A lot of good things that are going on and I think also the public needs to be educated and they're not. Right, so better communication from some of those agencies?
Yeah and not only the agencies, you know, look at where I live in cities like city of Edmonton,
you know, they really haven't done very much.
Ten years after Fort McMurray was evacuated, to tell people who live in the River Valley
community is, how can you better protect yourself if a big fire roars through, you know, the
biggest urban forest in North America?
And I just think that these, you know, these education stories need to be ramped up to
kind of under-rock, you know, some of stories need to be ramped up to kind of under-rock, you
know, some of the crazy things that are being reported.
Yeah, we had a couple of women on a few days ago who were survivors of fires, and one of
them gave some very practical information of things to do.
Given that fire behavior itself is changing, what needs to change in the way that we handle
wildfires across Canada?
Well, we know that they're burning bigger, faster, more often and hotter.
We're seeing these pyro-CBs, these fire-driven thunderstorms that can erupt on a blue sky
day. We've got to figure out better ways of predicting where and when those are going to happen,
so that we can get firefighters out of harm's way,
we can get helicopters, planes, air-water bombers out of harm's way.

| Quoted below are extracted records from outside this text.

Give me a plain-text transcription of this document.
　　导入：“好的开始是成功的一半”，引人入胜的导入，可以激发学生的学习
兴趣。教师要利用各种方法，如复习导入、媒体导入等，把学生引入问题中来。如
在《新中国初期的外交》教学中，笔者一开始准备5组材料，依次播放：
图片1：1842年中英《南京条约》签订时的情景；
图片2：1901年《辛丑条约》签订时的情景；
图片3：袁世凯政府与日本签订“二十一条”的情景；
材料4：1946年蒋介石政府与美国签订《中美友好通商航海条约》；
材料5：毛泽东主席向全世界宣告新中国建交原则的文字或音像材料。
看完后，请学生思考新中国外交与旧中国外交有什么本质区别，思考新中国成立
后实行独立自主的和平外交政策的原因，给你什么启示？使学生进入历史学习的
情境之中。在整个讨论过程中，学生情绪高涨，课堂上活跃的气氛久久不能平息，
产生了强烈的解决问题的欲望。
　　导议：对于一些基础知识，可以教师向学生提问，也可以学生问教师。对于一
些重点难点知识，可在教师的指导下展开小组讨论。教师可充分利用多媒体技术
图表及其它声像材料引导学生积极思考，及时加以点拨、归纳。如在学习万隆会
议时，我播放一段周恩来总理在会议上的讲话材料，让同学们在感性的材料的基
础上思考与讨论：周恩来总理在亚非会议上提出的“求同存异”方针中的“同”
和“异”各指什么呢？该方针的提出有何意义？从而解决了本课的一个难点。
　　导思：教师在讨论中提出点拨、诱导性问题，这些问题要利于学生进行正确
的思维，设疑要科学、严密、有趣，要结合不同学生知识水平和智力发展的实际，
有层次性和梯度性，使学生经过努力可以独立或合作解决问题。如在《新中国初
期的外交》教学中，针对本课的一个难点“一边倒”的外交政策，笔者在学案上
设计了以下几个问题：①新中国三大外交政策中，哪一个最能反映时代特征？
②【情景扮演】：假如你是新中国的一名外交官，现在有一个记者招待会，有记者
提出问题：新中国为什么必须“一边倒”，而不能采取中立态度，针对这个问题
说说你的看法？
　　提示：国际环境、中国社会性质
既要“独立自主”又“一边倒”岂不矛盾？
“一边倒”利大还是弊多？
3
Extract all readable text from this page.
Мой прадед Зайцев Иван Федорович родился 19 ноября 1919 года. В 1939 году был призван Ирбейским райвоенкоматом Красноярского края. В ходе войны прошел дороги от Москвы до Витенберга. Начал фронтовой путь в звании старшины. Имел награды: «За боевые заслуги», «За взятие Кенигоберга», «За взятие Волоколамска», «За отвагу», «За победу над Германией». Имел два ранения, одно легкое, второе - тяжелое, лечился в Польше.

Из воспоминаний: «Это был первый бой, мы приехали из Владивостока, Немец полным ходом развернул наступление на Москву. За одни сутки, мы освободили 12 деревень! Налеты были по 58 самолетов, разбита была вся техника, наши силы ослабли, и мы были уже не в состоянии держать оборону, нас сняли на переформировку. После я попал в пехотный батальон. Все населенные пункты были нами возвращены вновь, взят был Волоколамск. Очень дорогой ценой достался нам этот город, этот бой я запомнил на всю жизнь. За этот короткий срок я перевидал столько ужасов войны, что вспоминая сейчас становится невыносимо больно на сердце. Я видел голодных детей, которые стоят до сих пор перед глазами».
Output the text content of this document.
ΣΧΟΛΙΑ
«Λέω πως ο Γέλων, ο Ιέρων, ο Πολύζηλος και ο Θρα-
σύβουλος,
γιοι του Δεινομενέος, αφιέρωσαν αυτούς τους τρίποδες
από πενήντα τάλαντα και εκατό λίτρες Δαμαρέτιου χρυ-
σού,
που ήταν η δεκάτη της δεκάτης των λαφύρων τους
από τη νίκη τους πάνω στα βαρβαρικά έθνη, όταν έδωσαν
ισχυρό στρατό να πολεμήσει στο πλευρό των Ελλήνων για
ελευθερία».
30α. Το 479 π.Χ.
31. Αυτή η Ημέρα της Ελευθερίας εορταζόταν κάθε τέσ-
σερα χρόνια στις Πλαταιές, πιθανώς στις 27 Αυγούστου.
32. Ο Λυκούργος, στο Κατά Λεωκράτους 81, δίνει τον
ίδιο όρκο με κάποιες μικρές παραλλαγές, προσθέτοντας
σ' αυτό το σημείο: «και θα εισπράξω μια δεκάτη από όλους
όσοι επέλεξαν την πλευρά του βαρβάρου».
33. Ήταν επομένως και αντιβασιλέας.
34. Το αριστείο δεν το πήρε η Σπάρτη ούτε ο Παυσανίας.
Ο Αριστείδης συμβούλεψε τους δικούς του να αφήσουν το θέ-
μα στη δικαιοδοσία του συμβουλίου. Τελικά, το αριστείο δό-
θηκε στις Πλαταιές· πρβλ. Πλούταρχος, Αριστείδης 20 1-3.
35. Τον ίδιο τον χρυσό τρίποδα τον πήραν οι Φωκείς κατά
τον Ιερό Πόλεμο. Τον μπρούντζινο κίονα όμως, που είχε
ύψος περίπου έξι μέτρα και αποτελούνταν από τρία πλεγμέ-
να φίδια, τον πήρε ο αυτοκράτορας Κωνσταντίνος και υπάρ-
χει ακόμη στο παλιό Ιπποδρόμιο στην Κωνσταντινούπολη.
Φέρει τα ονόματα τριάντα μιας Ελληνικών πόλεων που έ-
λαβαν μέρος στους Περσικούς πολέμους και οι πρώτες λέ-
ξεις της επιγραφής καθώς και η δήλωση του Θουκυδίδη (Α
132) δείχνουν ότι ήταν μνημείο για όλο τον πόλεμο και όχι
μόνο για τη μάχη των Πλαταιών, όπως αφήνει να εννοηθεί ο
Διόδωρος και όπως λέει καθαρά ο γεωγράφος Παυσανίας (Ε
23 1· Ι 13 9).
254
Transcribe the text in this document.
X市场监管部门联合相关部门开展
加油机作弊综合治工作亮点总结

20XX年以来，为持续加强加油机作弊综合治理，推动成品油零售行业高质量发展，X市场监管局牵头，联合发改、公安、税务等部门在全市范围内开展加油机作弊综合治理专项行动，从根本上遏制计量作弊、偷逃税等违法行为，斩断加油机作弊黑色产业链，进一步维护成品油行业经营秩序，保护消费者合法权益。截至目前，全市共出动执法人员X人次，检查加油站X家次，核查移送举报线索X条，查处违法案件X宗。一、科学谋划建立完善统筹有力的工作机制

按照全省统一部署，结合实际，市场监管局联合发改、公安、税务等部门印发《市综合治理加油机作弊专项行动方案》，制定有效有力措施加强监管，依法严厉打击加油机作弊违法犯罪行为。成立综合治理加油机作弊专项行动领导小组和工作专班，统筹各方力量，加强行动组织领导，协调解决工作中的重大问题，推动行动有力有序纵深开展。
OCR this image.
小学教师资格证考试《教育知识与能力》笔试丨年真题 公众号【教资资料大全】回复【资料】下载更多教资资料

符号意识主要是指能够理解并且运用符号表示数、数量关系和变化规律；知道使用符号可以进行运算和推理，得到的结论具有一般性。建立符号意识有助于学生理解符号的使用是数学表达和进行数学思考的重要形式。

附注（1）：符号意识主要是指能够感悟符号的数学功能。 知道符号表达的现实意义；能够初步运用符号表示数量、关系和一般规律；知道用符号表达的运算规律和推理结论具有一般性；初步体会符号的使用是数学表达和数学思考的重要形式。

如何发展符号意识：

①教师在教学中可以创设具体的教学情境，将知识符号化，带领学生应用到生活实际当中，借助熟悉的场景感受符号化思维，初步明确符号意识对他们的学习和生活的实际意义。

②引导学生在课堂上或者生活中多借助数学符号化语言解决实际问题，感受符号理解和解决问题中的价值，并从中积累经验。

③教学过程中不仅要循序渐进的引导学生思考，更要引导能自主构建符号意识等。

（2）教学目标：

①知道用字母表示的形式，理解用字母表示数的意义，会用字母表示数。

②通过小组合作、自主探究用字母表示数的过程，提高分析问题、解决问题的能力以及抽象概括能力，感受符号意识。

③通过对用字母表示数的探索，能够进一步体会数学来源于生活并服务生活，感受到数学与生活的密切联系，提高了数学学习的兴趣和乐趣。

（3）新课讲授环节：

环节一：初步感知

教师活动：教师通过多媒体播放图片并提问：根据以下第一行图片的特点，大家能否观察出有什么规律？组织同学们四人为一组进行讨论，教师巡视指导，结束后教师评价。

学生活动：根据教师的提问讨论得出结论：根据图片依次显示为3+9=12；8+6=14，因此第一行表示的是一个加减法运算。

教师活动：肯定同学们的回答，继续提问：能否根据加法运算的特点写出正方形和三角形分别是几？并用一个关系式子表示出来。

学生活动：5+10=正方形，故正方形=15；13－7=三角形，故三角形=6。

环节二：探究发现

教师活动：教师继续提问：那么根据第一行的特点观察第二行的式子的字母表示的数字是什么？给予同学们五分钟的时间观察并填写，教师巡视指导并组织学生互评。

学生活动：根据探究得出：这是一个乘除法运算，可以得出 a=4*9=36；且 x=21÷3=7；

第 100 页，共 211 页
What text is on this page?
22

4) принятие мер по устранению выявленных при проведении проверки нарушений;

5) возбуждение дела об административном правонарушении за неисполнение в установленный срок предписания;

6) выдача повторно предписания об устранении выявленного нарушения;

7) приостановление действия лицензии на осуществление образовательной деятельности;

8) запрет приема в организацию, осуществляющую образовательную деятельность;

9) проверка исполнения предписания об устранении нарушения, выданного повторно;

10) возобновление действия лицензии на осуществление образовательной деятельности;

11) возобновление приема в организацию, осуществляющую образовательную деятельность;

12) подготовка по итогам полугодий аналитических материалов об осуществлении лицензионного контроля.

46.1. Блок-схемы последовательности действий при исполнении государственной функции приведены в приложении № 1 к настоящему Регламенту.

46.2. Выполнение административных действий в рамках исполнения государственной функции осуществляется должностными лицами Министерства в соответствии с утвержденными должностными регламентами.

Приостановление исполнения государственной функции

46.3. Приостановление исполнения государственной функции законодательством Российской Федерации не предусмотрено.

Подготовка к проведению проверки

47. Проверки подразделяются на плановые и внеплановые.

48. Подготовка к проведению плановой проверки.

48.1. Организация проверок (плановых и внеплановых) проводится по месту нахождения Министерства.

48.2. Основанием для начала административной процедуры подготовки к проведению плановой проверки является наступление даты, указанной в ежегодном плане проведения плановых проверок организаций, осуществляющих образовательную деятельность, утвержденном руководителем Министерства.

There's a big challenge ahead and I think it really requires a major investment by the
federal government, the provincial governments, the territorial governments really rely on
the federal government.
But I think it also requires maybe to some extent an audit of just about everything we
need to do.
Some European Union countries, Italy for example, just did a major peer review
audit. People from outside looked at every aspect of their firefighting capacities and
what needed to be done. It was a pretty good report. I think that if we did that in Canada,
we could ferret out everything good that we're doing. And there's a
lot of good things that are happening, but also pointing out that there's a lot of things that can
be done. And, you know, this can be done by experts within the country and say from places like
Australia, the United States, Italy and other countries, Greece that are having fires, that
they can look and kind of share their information to
say, you know, here's how you can improve this situation.
Yeah.
Now, you mentioned budgets and I know you have spoken out about the need that a lot
of the budgets are suppression of fires over wildfire science and you mentioned this agency
as well.
We don't have that much time,
but can you quickly explain what you mean by that? Sure, you know, we're pretty good at
fighting fires. You know, when fires burn, when the season starts ramping up, we've got a lot
of people on the ground, a lot of water bombers in the air. You know, we do a pretty good job there. I think what we really need to do is have better capabilities of where do we need to put these people so that they can contain these fires much more quickly than they do now and contain them so that we don't have to evacuate people. That's one example. There's also just investing in fire science that understands what are the landscape changes
that are going to take place, how is this going to affect wildlife, tracking smoke,
more information that people need about what to do with when there's smoke, big, palt smoke
coming over the city.
I'm glad we're done.
I mean, we're going to have to leave it there. Thanks so much for speaking with me today.
Thanks, Meg.
Thanks. Ed Strzysiek is a fellow at the Institute for Energy and Environmental Policy at Queen's University.